The view was unobstructed on a visit I made here ten years ago:
This bridge is in a fascinating place, marked on the map with the orange star.
To its west is the vast Jefferson Proving Ground. The U.S. Army took the land, displacing many farms and towns, in 1941 to build this munitions-testing ground. The Army blew up ammunition and bombs here! The majority of it no longer serves that purpose and is today a wildlife refuge.
To its east is US 421. The Michigan Road’s oldest alignment follows the road labeled Old Michigan Road. But with the rise of the automobile in the early 20th century, the Michigan Road became an early auto trail. So that it could pass through bustling Versailles and Osgood, the auto trail was routed along what is now US 421 from here about 22 miles north to the little town of Napoleon. The two alignments come back together there.
This rerouting happened after the Shepard Bridge was built. It had the effect of saving it from eventual demolition. If this alignment had become US 421, this bridge would have been replaced with a bridge designed to handle modern highway traffic.
It was unusual for a stone-arch bridge to be built in 1913. The stone-arch era is heavily consigned to the 19th century.
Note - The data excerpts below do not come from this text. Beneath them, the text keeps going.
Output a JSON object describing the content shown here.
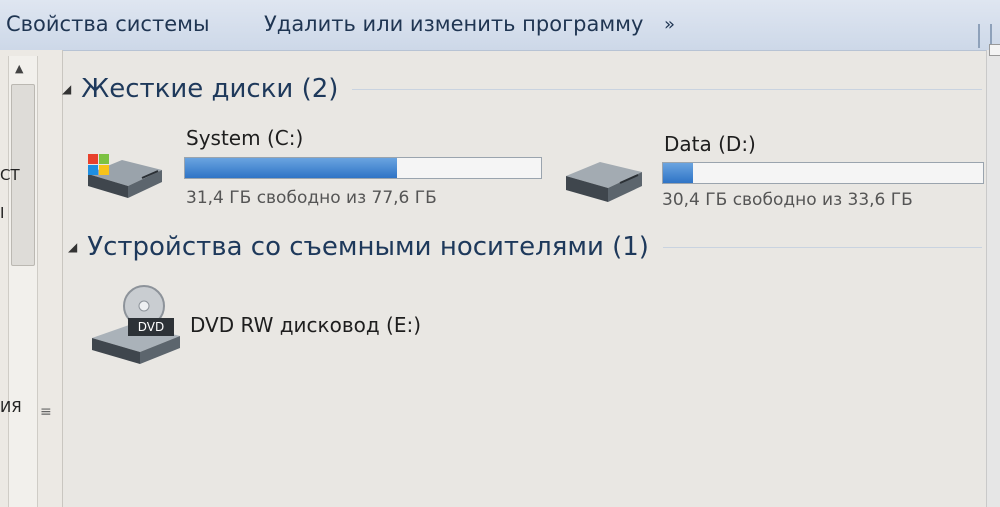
{
  "toolbar": {
    "system_properties": "Свойства системы",
    "uninstall_program": "Удалить или изменить программу",
    "more": "»"
  },
  "nav": {
    "stub_1": "СТ",
    "stub_2": "I",
    "stub_3": "ИЯ"
  },
  "groups": {
    "hard_disks": {
      "title": "Жесткие диски (2)",
      "drives": [
        {
          "name": "System (C:)",
          "info": "31,4 ГБ свободно из 77,6 ГБ",
          "used_fraction": 0.595,
          "icon": "windows-hdd-icon"
        },
        {
          "name": "Data (D:)",
          "info": "30,4 ГБ свободно из 33,6 ГБ",
          "used_fraction": 0.095,
          "icon": "hdd-icon"
        }
      ]
    },
    "removable": {
      "title": "Устройства со съемными носителями (1)",
      "drives": [
        {
          "name": "DVD RW дисковод (E:)",
          "icon": "dvd-drive-icon",
          "badge": "DVD"
        }
      ]
    }
  }
}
By the early 20th century, bridges of iron, steel, and reinforced concrete had become much more common.
Ripley County is unusually rich in stone-arch bridges, with at least 12 still open to vehicular traffic. A few of them are inside Jefferson Proving Ground and thus carry limited traffic. The ones for which I’m able to find data were built after 1880. The Shepard Bridge is the newest of them.
The Michigan Road borders Jefferson Proving Ground here. You can see a bit of the chain-link fence that surrounds JPG just over the rise in the bridge deck.
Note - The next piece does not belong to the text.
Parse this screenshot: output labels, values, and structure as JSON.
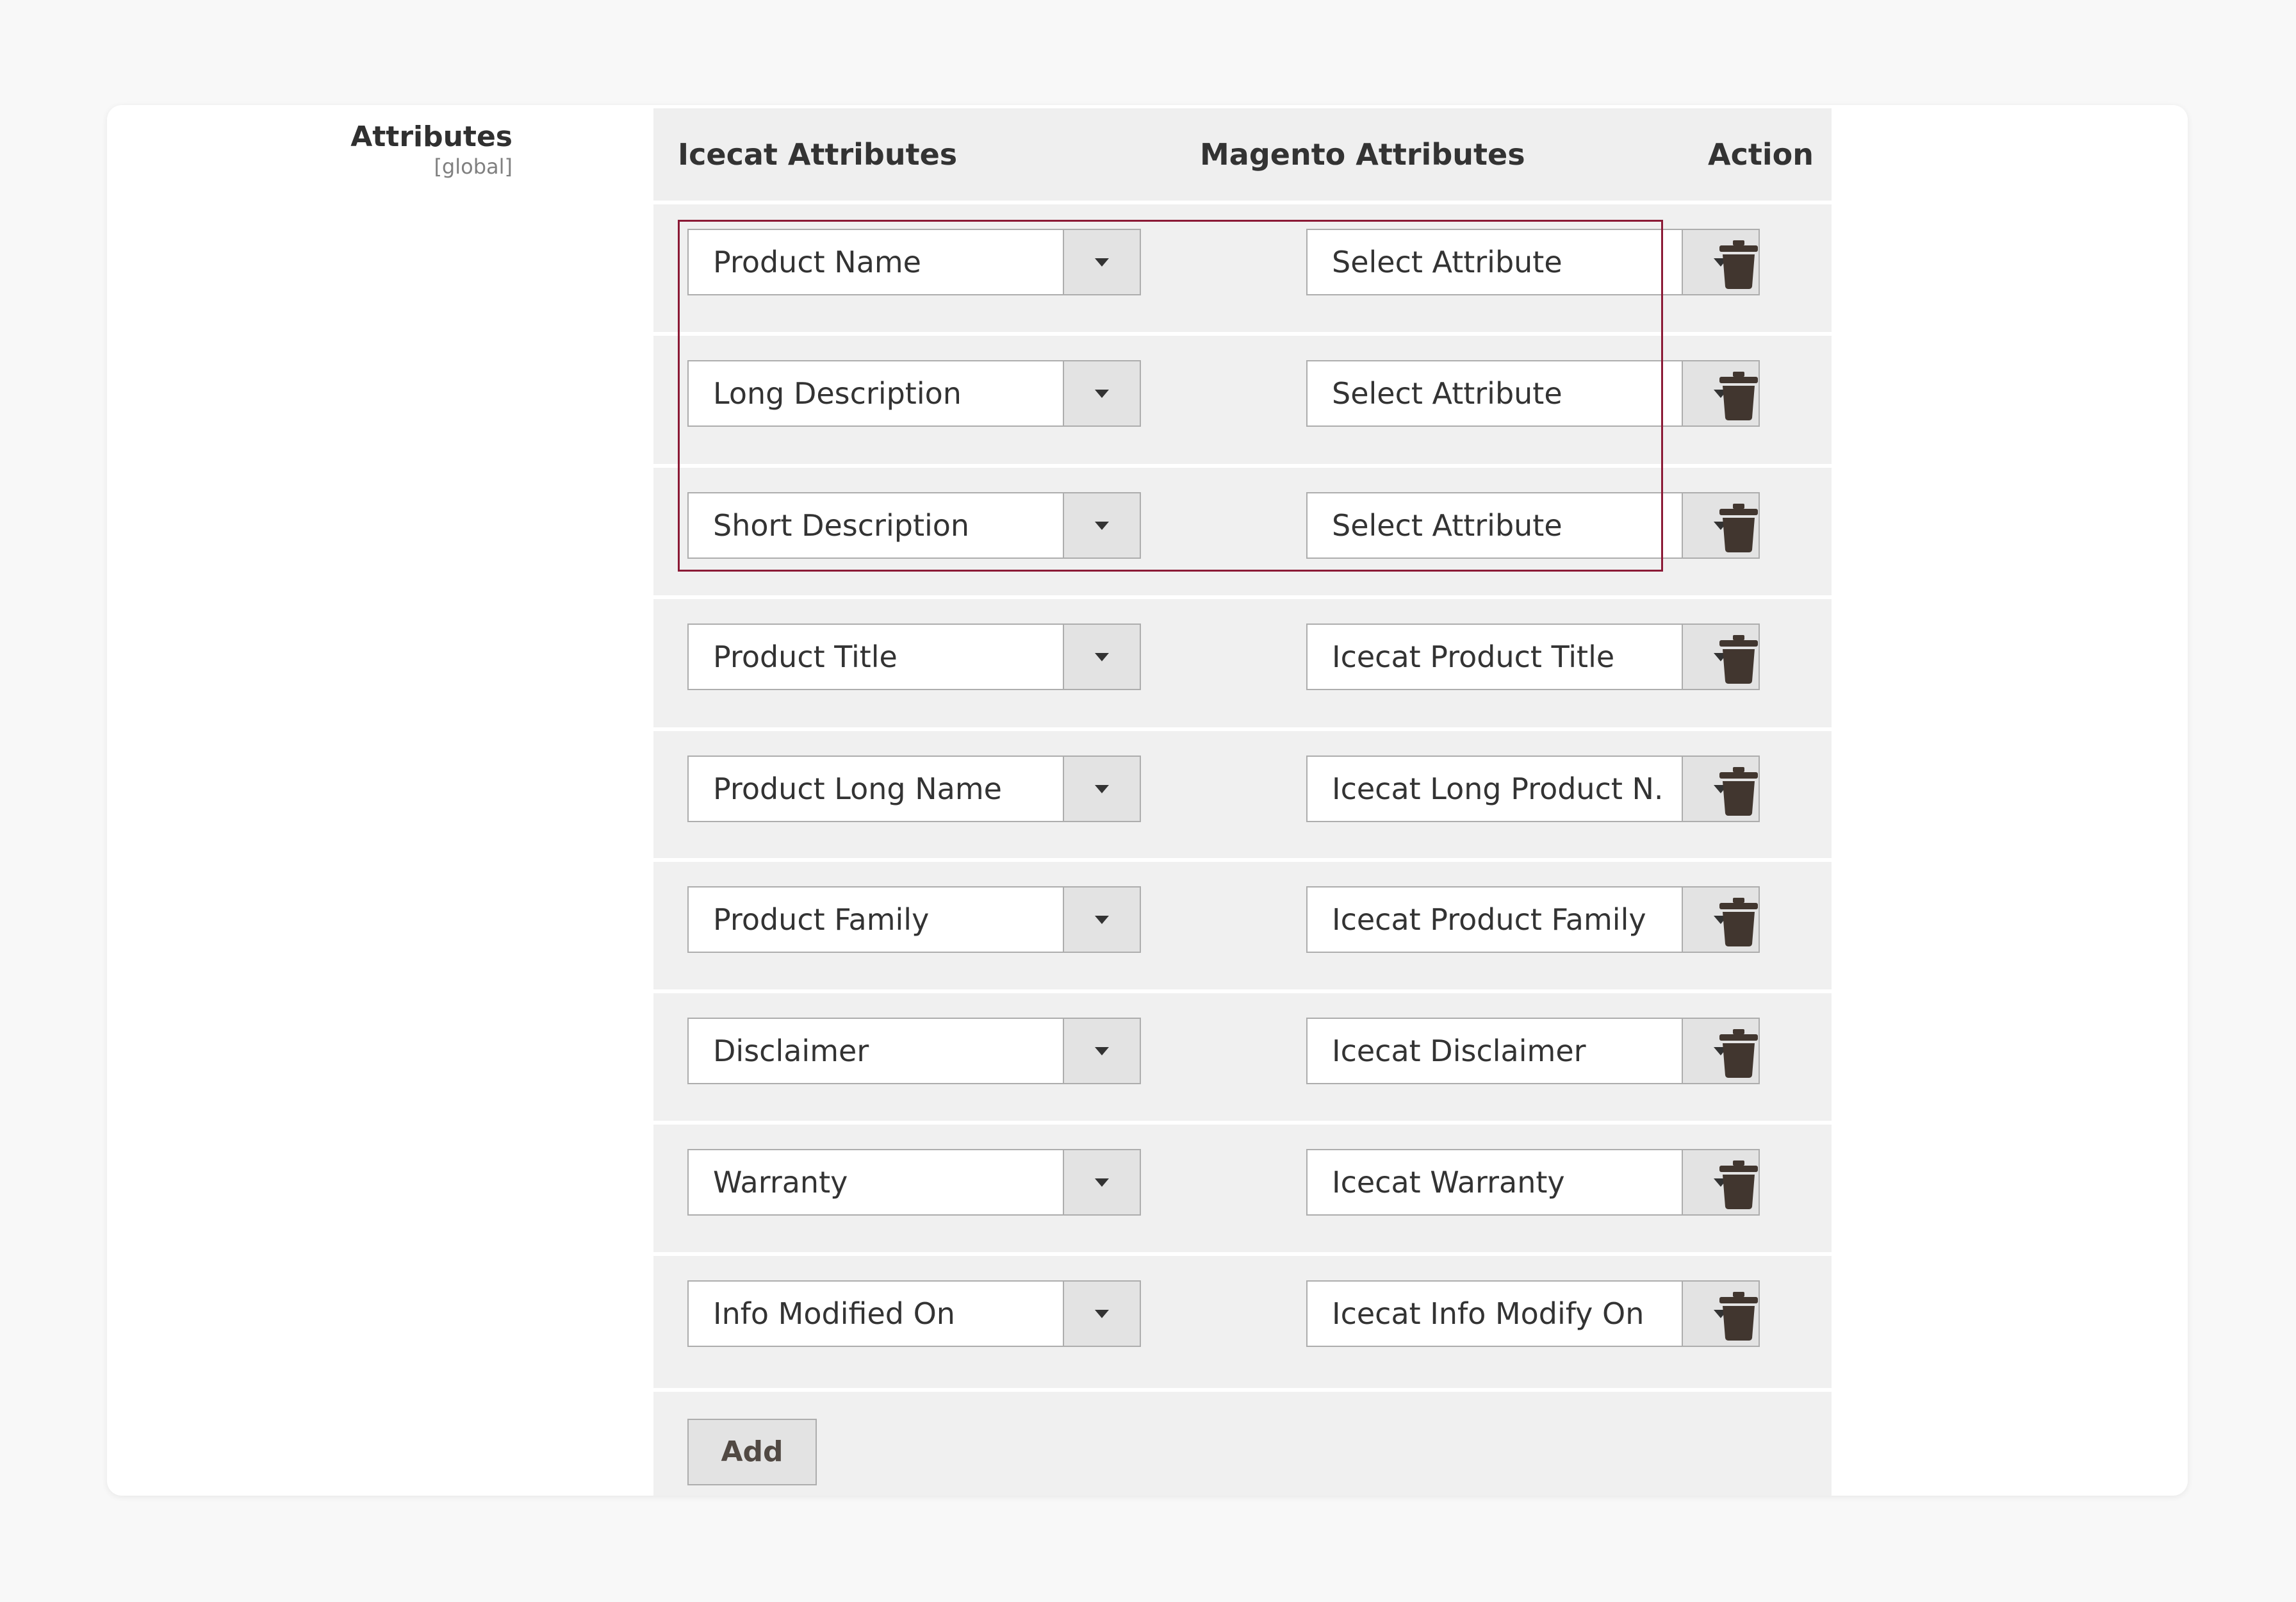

This bridge has had some work done on it that appears intended to stabilize it. On an autumn day in 2008, after a long drought, I drove by and noticed the creek was dry. So I walked under the bridge to have a look. The stones appear to be in no more than fair condition. I imagine the brown stuff is some sort of cement intended to keep stones in place.
Concrete was poured where the arches meet the creek bed — on Oct. 1, 1997, as you can see. I’m sure this stabilizes the bridge a little.
The concrete is poured such that the upstream end forms a point, so that debris is more likely to flow around and not get hung up. This 2008 photo shows it:
With the destruction of the Middletown Bridge in Shelby County, this is the last stone-arch bridge on the Michigan Road. I know of a large stone culvert on this alignment just south of Napoleon, as well.